Ten of the Dumbest Ways to Spend Your Lotto Winnings

David Duquette

Using that money to go on an eBay spending spree:

The grilled cheese that looks like Jesus is not something you should be putting millions of dollars into



Because the best thing to do after beating lady luck is to spend all your winnings trying to get on her good side.


Buying a private jet:

I can understand buying a car maybe even a boat, but unless you know how to fly a plane or willing to pay a person’s salary, why bother?


Buying an island:

What if something goes wrong? You wanna be stuck there like Tom Hanks talking to a volleyball?


Partying every single night:

We all know what happened to Gatsby. Money can’t buy happiness…but it can help.


Buying a small country:

This kinda falls in with the buying an island thing, but on a much bigger scale. You have to set up a government, fund an army; why not just buy a bunch of puppies or something?


Buying exotic animals:

I know lions and tigers look really soft, but kittens are a good substitute. They’re also a bit safer.

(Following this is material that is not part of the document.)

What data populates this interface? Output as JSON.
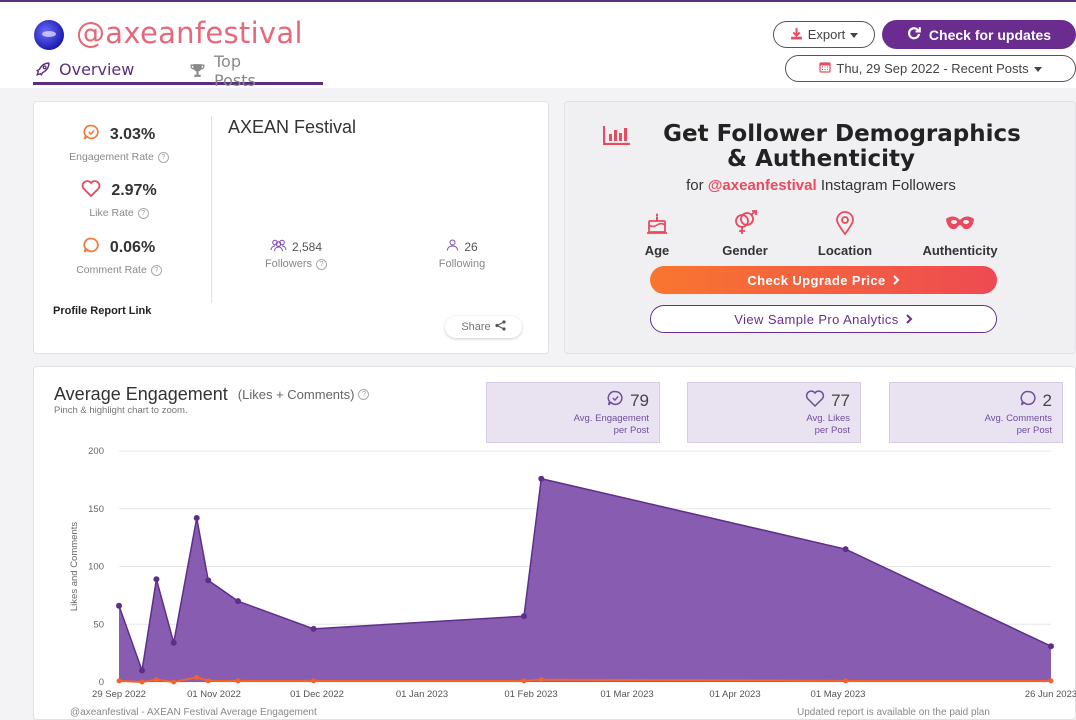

Buying more lottery tickets:

“well I won a million bucks doing it before why not try it again for more?” This goes hand in hand with gambling but just a bit dumber.


Dinner with a celebrity:

You may want to have dinner with them, but deep down under all of the money you surrounded them with, I doubt THEY want to be with YOU.


Running for president:

Okay, just because you somehow made a fortune off of random chance does not mean that you would make a great leader by any stretch of the imagination.